Keith Cowan from exporter H. Dawson said Wool Partners had been talking for months but failed to deliver anything.
"I'd say to Wool Partners that if they can double the price, go out there and show us, rather than sitting on the sidelines and putting out a constant flow of inaccurate comment and claims that denigrate the existing industry and its customers," Cowan said.
Wool Partners chief executive Iain Abercrombie thinks the criticism of the company may have been triggered by a comment from a board member in a newspaper, about doubling prices, which may have been taken as criticism.
"I think it was just a miscommunication really, which often happens in this business,"Abercrombie says.
"It's basically at break even or worse for some growers.

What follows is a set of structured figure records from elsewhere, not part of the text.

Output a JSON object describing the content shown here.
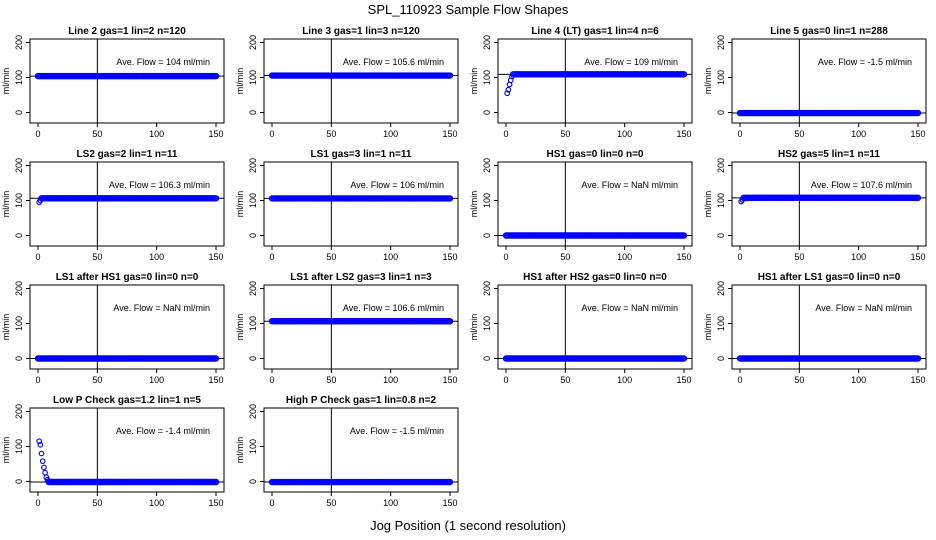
{
  "title": "SPL_110923  Sample Flow Shapes",
  "xlabel": "Jog Position (1 second resolution)",
  "colors": {
    "points": "#0000ff",
    "axes": "#000000"
  },
  "chart_data": [
    {
      "type": "scatter",
      "title": "Line 2 gas=1 lin=2 n=120",
      "ylabel": "ml/min",
      "annotation": "Ave. Flow =  104  ml/min",
      "xlim": [
        0,
        150
      ],
      "ylim": [
        -30,
        210
      ],
      "xticks": [
        "0",
        "50",
        "100",
        "150"
      ],
      "yticks": [
        "0",
        "100",
        "200"
      ],
      "vline_x": 50,
      "hline_y": 104,
      "series": [
        {
          "shape": "flat",
          "level": 104,
          "x_start": 0,
          "x_end": 150
        }
      ]
    },
    {
      "type": "scatter",
      "title": "Line 3 gas=1 lin=3 n=120",
      "ylabel": "ml/min",
      "annotation": "Ave. Flow =  105.6  ml/min",
      "xlim": [
        0,
        150
      ],
      "ylim": [
        -30,
        210
      ],
      "xticks": [
        "0",
        "50",
        "100",
        "150"
      ],
      "yticks": [
        "0",
        "100",
        "200"
      ],
      "vline_x": 50,
      "hline_y": 105.6,
      "series": [
        {
          "shape": "flat",
          "level": 105.6,
          "x_start": 0,
          "x_end": 150
        }
      ]
    },
    {
      "type": "scatter",
      "title": "Line 4 (LT) gas=1 lin=4 n=6",
      "ylabel": "ml/min",
      "annotation": "Ave. Flow =  109  ml/min",
      "xlim": [
        0,
        150
      ],
      "ylim": [
        -30,
        210
      ],
      "xticks": [
        "0",
        "50",
        "100",
        "150"
      ],
      "yticks": [
        "0",
        "100",
        "200"
      ],
      "vline_x": 50,
      "hline_y": 109,
      "series": [
        {
          "shape": "flat",
          "level": 109,
          "x_start": 6,
          "x_end": 150,
          "extra_points": [
            [
              1,
              55
            ],
            [
              2,
              65
            ],
            [
              3,
              80
            ],
            [
              4,
              92
            ],
            [
              5,
              103
            ]
          ]
        }
      ]
    },
    {
      "type": "scatter",
      "title": "Line 5 gas=0 lin=1 n=288",
      "ylabel": "ml/min",
      "annotation": "Ave. Flow =  -1.5  ml/min",
      "xlim": [
        0,
        150
      ],
      "ylim": [
        -30,
        210
      ],
      "xticks": [
        "0",
        "50",
        "100",
        "150"
      ],
      "yticks": [
        "0",
        "100",
        "200"
      ],
      "vline_x": 50,
      "hline_y": -1.5,
      "series": [
        {
          "shape": "flat",
          "level": -1.5,
          "x_start": 0,
          "x_end": 150
        }
      ]
    },
    {
      "type": "scatter",
      "title": "LS2 gas=2 lin=1 n=11",
      "ylabel": "ml/min",
      "annotation": "Ave. Flow =  106.3  ml/min",
      "xlim": [
        0,
        150
      ],
      "ylim": [
        -30,
        210
      ],
      "xticks": [
        "0",
        "50",
        "100",
        "150"
      ],
      "yticks": [
        "0",
        "100",
        "200"
      ],
      "vline_x": 50,
      "hline_y": 106.3,
      "series": [
        {
          "shape": "flat",
          "level": 106.3,
          "x_start": 3,
          "x_end": 150,
          "extra_points": [
            [
              1,
              95
            ],
            [
              2,
              100
            ]
          ]
        }
      ]
    },
    {
      "type": "scatter",
      "title": "LS1 gas=3 lin=1 n=11",
      "ylabel": "ml/min",
      "annotation": "Ave. Flow =  106  ml/min",
      "xlim": [
        0,
        150
      ],
      "ylim": [
        -30,
        210
      ],
      "xticks": [
        "0",
        "50",
        "100",
        "150"
      ],
      "yticks": [
        "0",
        "100",
        "200"
      ],
      "vline_x": 50,
      "hline_y": 106,
      "series": [
        {
          "shape": "flat",
          "level": 106,
          "x_start": 0,
          "x_end": 150
        }
      ]
    },
    {
      "type": "scatter",
      "title": "HS1 gas=0 lin=0 n=0",
      "ylabel": "ml/min",
      "annotation": "Ave. Flow =  NaN  ml/min",
      "xlim": [
        0,
        150
      ],
      "ylim": [
        -30,
        210
      ],
      "xticks": [
        "0",
        "50",
        "100",
        "150"
      ],
      "yticks": [
        "0",
        "100",
        "200"
      ],
      "vline_x": 50,
      "hline_y": 0,
      "series": [
        {
          "shape": "flat",
          "level": 0,
          "x_start": 0,
          "x_end": 150
        }
      ]
    },
    {
      "type": "scatter",
      "title": "HS2 gas=5 lin=1 n=11",
      "ylabel": "ml/min",
      "annotation": "Ave. Flow =  107.6  ml/min",
      "xlim": [
        0,
        150
      ],
      "ylim": [
        -30,
        210
      ],
      "xticks": [
        "0",
        "50",
        "100",
        "150"
      ],
      "yticks": [
        "0",
        "100",
        "200"
      ],
      "vline_x": 50,
      "hline_y": 107.6,
      "series": [
        {
          "shape": "flat",
          "level": 107.6,
          "x_start": 3,
          "x_end": 150,
          "extra_points": [
            [
              1,
              97
            ],
            [
              2,
              102
            ]
          ]
        }
      ]
    },
    {
      "type": "scatter",
      "title": "LS1 after HS1 gas=0 lin=0 n=0",
      "ylabel": "ml/min",
      "annotation": "Ave. Flow =  NaN  ml/min",
      "xlim": [
        0,
        150
      ],
      "ylim": [
        -30,
        210
      ],
      "xticks": [
        "0",
        "50",
        "100",
        "150"
      ],
      "yticks": [
        "0",
        "100",
        "200"
      ],
      "vline_x": 50,
      "hline_y": 0,
      "series": [
        {
          "shape": "flat",
          "level": 0,
          "x_start": 0,
          "x_end": 150
        }
      ]
    },
    {
      "type": "scatter",
      "title": "LS1 after LS2 gas=3 lin=1 n=3",
      "ylabel": "ml/min",
      "annotation": "Ave. Flow =  106.6  ml/min",
      "xlim": [
        0,
        150
      ],
      "ylim": [
        -30,
        210
      ],
      "xticks": [
        "0",
        "50",
        "100",
        "150"
      ],
      "yticks": [
        "0",
        "100",
        "200"
      ],
      "vline_x": 50,
      "hline_y": 106.6,
      "series": [
        {
          "shape": "flat",
          "level": 106.6,
          "x_start": 0,
          "x_end": 150
        }
      ]
    },
    {
      "type": "scatter",
      "title": "HS1 after HS2 gas=0 lin=0 n=0",
      "ylabel": "ml/min",
      "annotation": "Ave. Flow =  NaN  ml/min",
      "xlim": [
        0,
        150
      ],
      "ylim": [
        -30,
        210
      ],
      "xticks": [
        "0",
        "50",
        "100",
        "150"
      ],
      "yticks": [
        "0",
        "100",
        "200"
      ],
      "vline_x": 50,
      "hline_y": 0,
      "series": [
        {
          "shape": "flat",
          "level": 0,
          "x_start": 0,
          "x_end": 150
        }
      ]
    },
    {
      "type": "scatter",
      "title": "HS1 after LS1 gas=0 lin=0 n=0",
      "ylabel": "ml/min",
      "annotation": "Ave. Flow =  NaN  ml/min",
      "xlim": [
        0,
        150
      ],
      "ylim": [
        -30,
        210
      ],
      "xticks": [
        "0",
        "50",
        "100",
        "150"
      ],
      "yticks": [
        "0",
        "100",
        "200"
      ],
      "vline_x": 50,
      "hline_y": 0,
      "series": [
        {
          "shape": "flat",
          "level": 0,
          "x_start": 0,
          "x_end": 150
        }
      ]
    },
    {
      "type": "scatter",
      "title": "Low P Check gas=1.2 lin=1 n=5",
      "ylabel": "ml/min",
      "annotation": "Ave. Flow =  -1.4  ml/min",
      "xlim": [
        0,
        150
      ],
      "ylim": [
        -30,
        210
      ],
      "xticks": [
        "0",
        "50",
        "100",
        "150"
      ],
      "yticks": [
        "0",
        "100",
        "200"
      ],
      "vline_x": 50,
      "hline_y": -1.4,
      "series": [
        {
          "shape": "flat",
          "level": -1.4,
          "x_start": 9,
          "x_end": 150,
          "extra_points": [
            [
              1,
              115
            ],
            [
              2,
              105
            ],
            [
              3,
              80
            ],
            [
              4,
              58
            ],
            [
              5,
              40
            ],
            [
              6,
              25
            ],
            [
              7,
              12
            ],
            [
              8,
              5
            ]
          ]
        }
      ]
    },
    {
      "type": "scatter",
      "title": "High P Check gas=1 lin=0.8 n=2",
      "ylabel": "ml/min",
      "annotation": "Ave. Flow =  -1.5  ml/min",
      "xlim": [
        0,
        150
      ],
      "ylim": [
        -30,
        210
      ],
      "xticks": [
        "0",
        "50",
        "100",
        "150"
      ],
      "yticks": [
        "0",
        "100",
        "200"
      ],
      "vline_x": 50,
      "hline_y": -1.5,
      "series": [
        {
          "shape": "flat",
          "level": -1.5,
          "x_start": 0,
          "x_end": 150
        }
      ]
    }
  ]
}
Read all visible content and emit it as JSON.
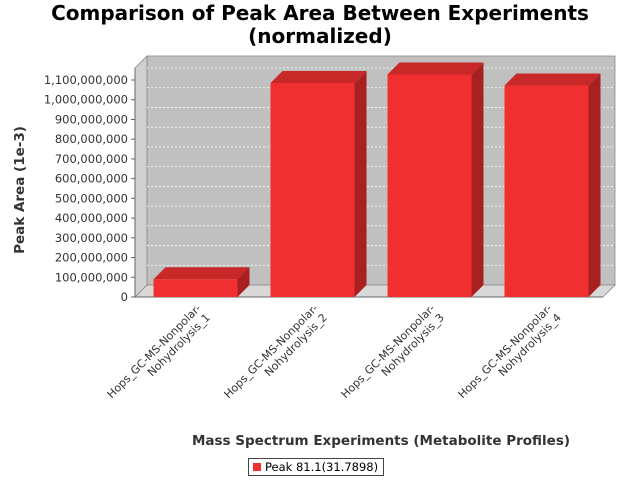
{
  "chart_data": {
    "type": "bar",
    "title": [
      "Comparison of Peak Area Between Experiments",
      "(normalized)"
    ],
    "xlabel": "Mass Spectrum Experiments (Metabolite Profiles)",
    "ylabel": "Peak Area (1e-3)",
    "categories": [
      [
        "Hops_GC-MS-Nonpolar-",
        "Nohydrolysis_1"
      ],
      [
        "Hops_GC-MS-Nonpolar-",
        "Nohydrolysis_2"
      ],
      [
        "Hops_GC-MS-Nonpolar-",
        "Nohydrolysis_3"
      ],
      [
        "Hops_GC-MS-Nonpolar-",
        "Nohydrolysis_4"
      ]
    ],
    "series": [
      {
        "name": "Peak 81.1(31.7898)",
        "color": "#f03030",
        "values": [
          90000000,
          1085000000,
          1128000000,
          1072000000
        ]
      }
    ],
    "ylim": [
      0,
      1100000000
    ],
    "ytick_step": 100000000,
    "yticks_labels": [
      "0",
      "100,000,000",
      "200,000,000",
      "300,000,000",
      "400,000,000",
      "500,000,000",
      "600,000,000",
      "700,000,000",
      "800,000,000",
      "900,000,000",
      "1,000,000,000",
      "1,100,000,000"
    ],
    "grid": true,
    "legend_position": "bottom",
    "plot_background": "#c0c0c0"
  }
}
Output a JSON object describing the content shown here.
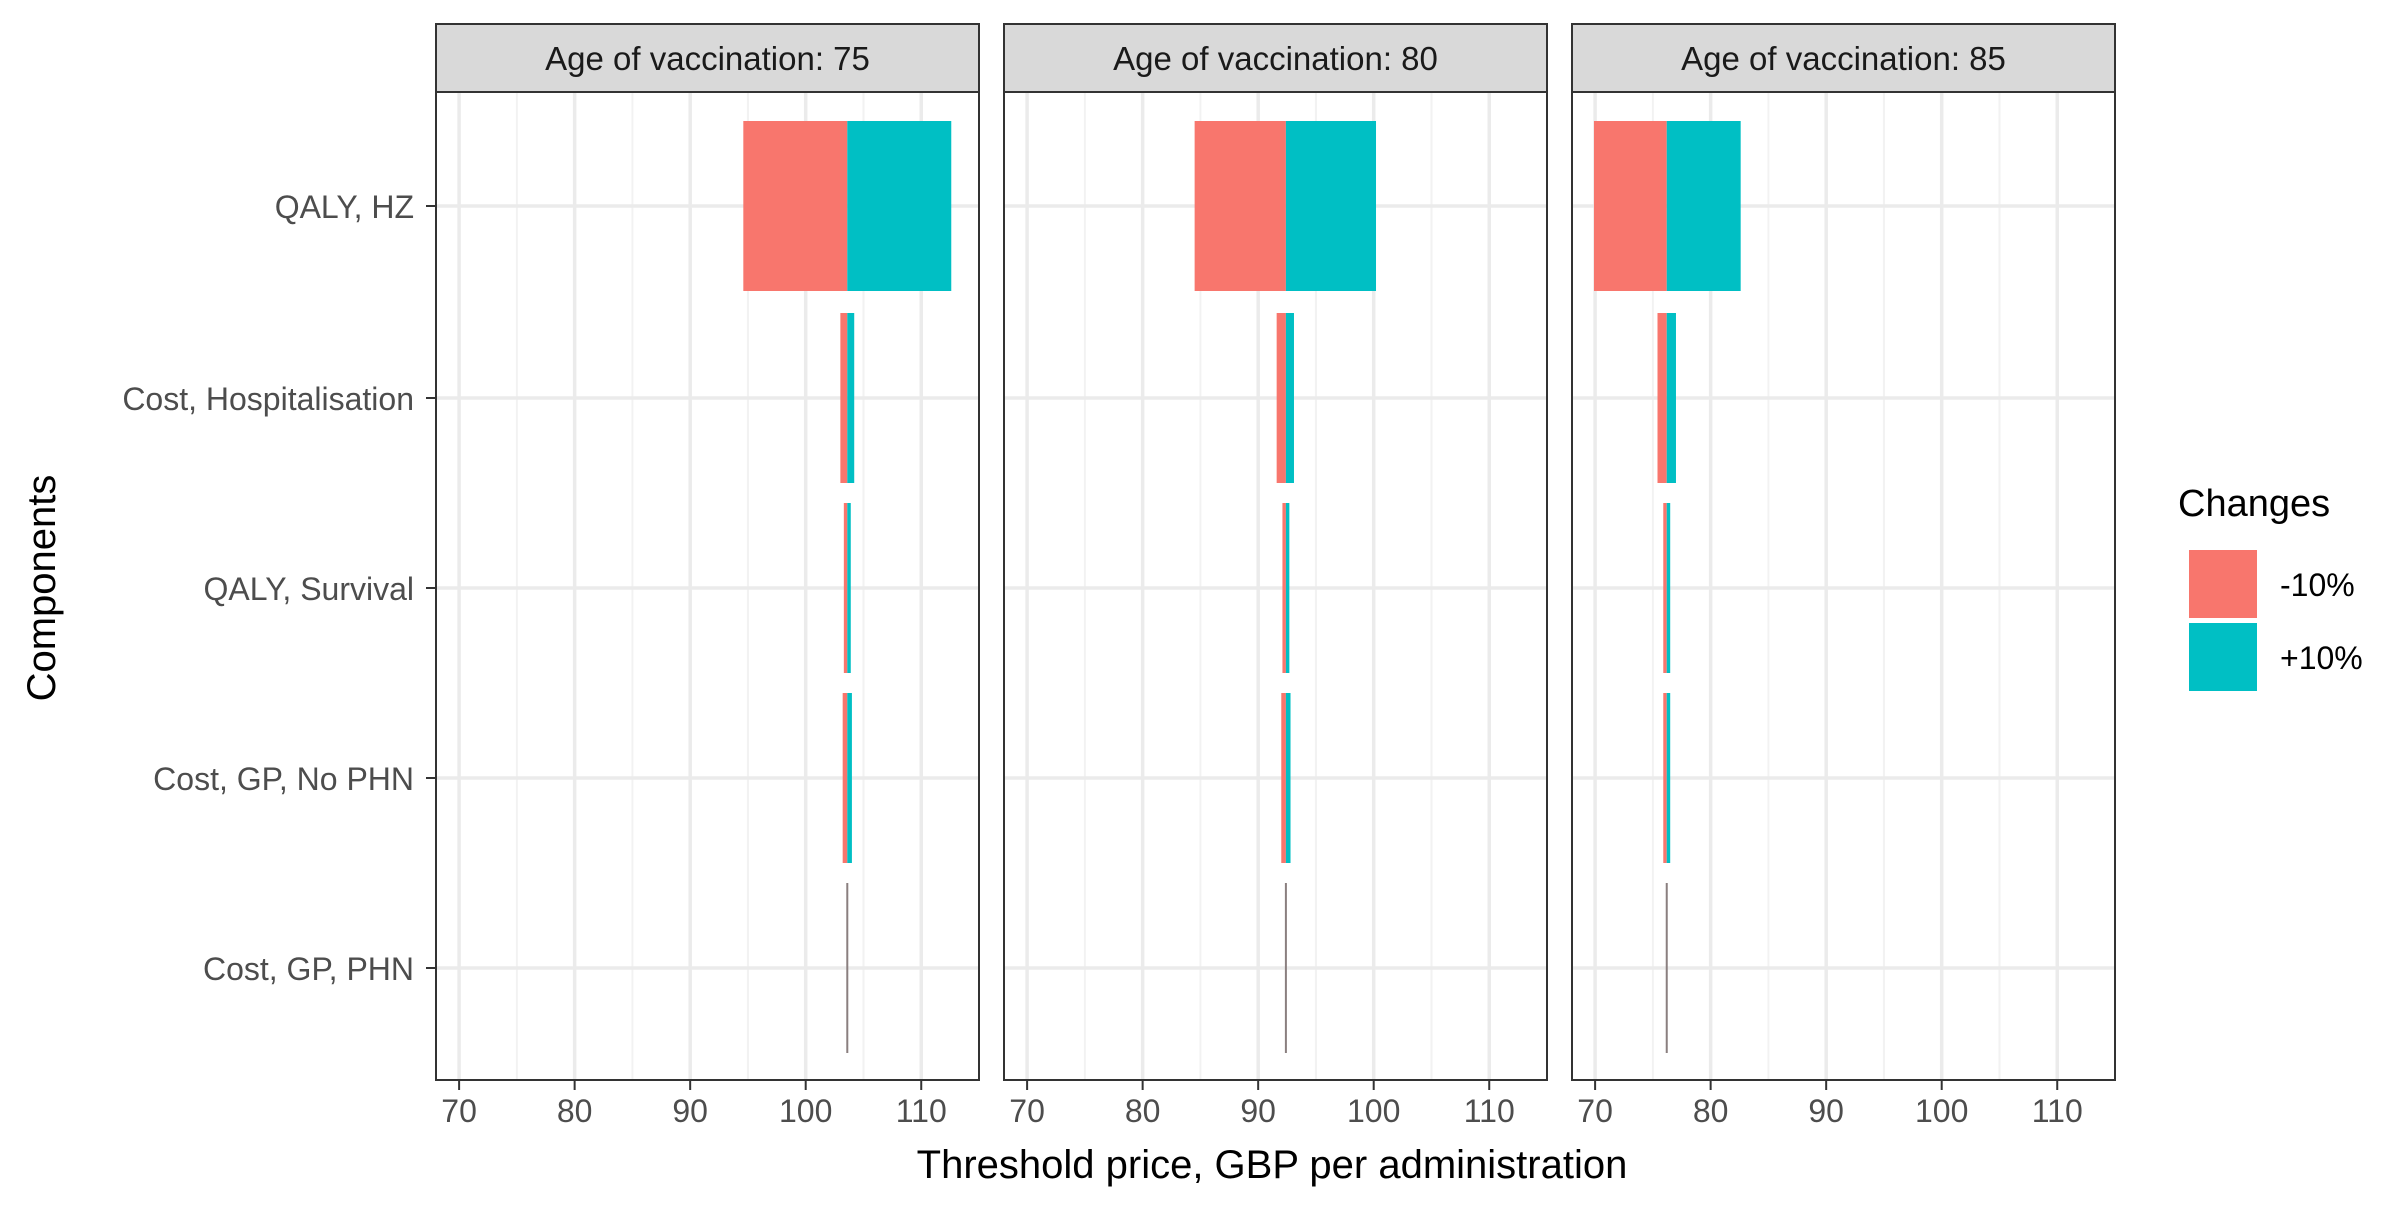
{
  "chart_data": {
    "type": "bar",
    "orientation": "horizontal",
    "style": "tornado",
    "xlabel": "Threshold price, GBP per administration",
    "ylabel": "Components",
    "xlim": [
      68,
      115
    ],
    "x_ticks": [
      70,
      80,
      90,
      100,
      110
    ],
    "grid": true,
    "legend": {
      "title": "Changes",
      "position": "right",
      "entries": [
        {
          "label": "-10%",
          "color": "#F8766D"
        },
        {
          "label": "+10%",
          "color": "#00BFC4"
        }
      ]
    },
    "categories": [
      "QALY, HZ",
      "Cost, Hospitalisation",
      "QALY, Survival",
      "Cost, GP, No PHN",
      "Cost, GP, PHN"
    ],
    "facets": [
      {
        "label": "Age of vaccination: 75",
        "base": 103.6,
        "series": [
          {
            "name": "-10%",
            "values": [
              94.6,
              103.0,
              103.3,
              103.2,
              103.5
            ]
          },
          {
            "name": "+10%",
            "values": [
              112.6,
              104.2,
              103.9,
              104.0,
              103.7
            ]
          }
        ]
      },
      {
        "label": "Age of vaccination: 80",
        "base": 92.4,
        "series": [
          {
            "name": "-10%",
            "values": [
              84.5,
              91.6,
              92.1,
              92.0,
              92.35
            ]
          },
          {
            "name": "+10%",
            "values": [
              100.2,
              93.1,
              92.7,
              92.8,
              92.45
            ]
          }
        ]
      },
      {
        "label": "Age of vaccination: 85",
        "base": 76.2,
        "series": [
          {
            "name": "-10%",
            "values": [
              69.9,
              75.4,
              75.9,
              75.9,
              76.1
            ]
          },
          {
            "name": "+10%",
            "values": [
              82.6,
              77.0,
              76.5,
              76.5,
              76.3
            ]
          }
        ]
      }
    ]
  }
}
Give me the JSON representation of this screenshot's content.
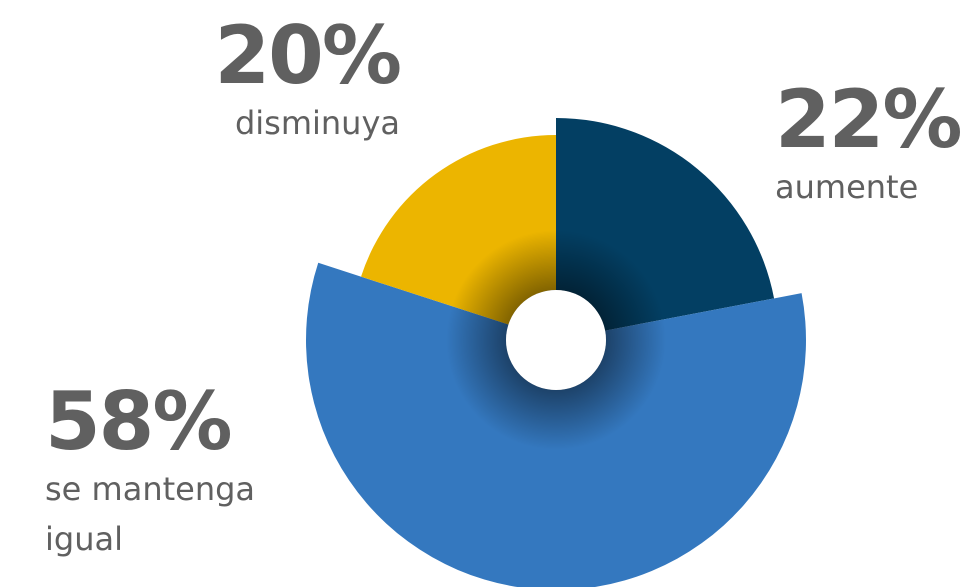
{
  "chart_data": {
    "type": "pie",
    "categories": [
      "aumente",
      "se mantenga igual",
      "disminuya"
    ],
    "values": [
      22,
      58,
      20
    ],
    "value_labels": [
      "22%",
      "58%",
      "20%"
    ],
    "colors": [
      "#033f63",
      "#3478bf",
      "#ecb500"
    ]
  }
}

It's costing them nearly more to harvest the wool than for what they get for it," he says. "My personal view is that we're probably at the bottom and there's only one way to go for wool pricing and that's up."
NZ Wool Services International last week said prices at wool auctions had seen significant gains for most types.
Some farmers hope prices will improve but others are breeding towards meat and not wool, which will help create a chicken-and-egg situation in which deteriorating quality makes it harder to sell.
"Without consolidating the clip and creating some selling power, as opposed to being a price taker, things aren't going to improve for the farmer because it's like any market, if you keep it fragmented then you'll be picked off by the customer," Abercrombie says.
But Abercrombie says he does not want to replace other exporters, and that consolidating the clip [from the farmgate to
traders and exporters] through Wool Partners will not disadvantage them.
"A lot of these companies have been around for 150 years, they've got strong relationships with customers around the world which would take years and years to try and replicate by anyone else."
The company's strategic principles are to unify growers, to consolidate the wool clip, collaboration in the industry and innovation in the market, he says.
Stage one was to create a company capable of taking wool from farm to floor and Abercrombie will be heading out to explain to farmers how the supply model works, although a prospectus date for the new co-op has not been finalised.
It's hard to grapple with the problems and possible solutions facing the wool industry, particularly with disagreement rumbling along on the inside.
What we can be fairly sure of is the current model is not working for farmers, so something has to give.
If no one finds a plan for a sustainable future that farmers can bank on and budget against then there may not be much of an industry left to argue over.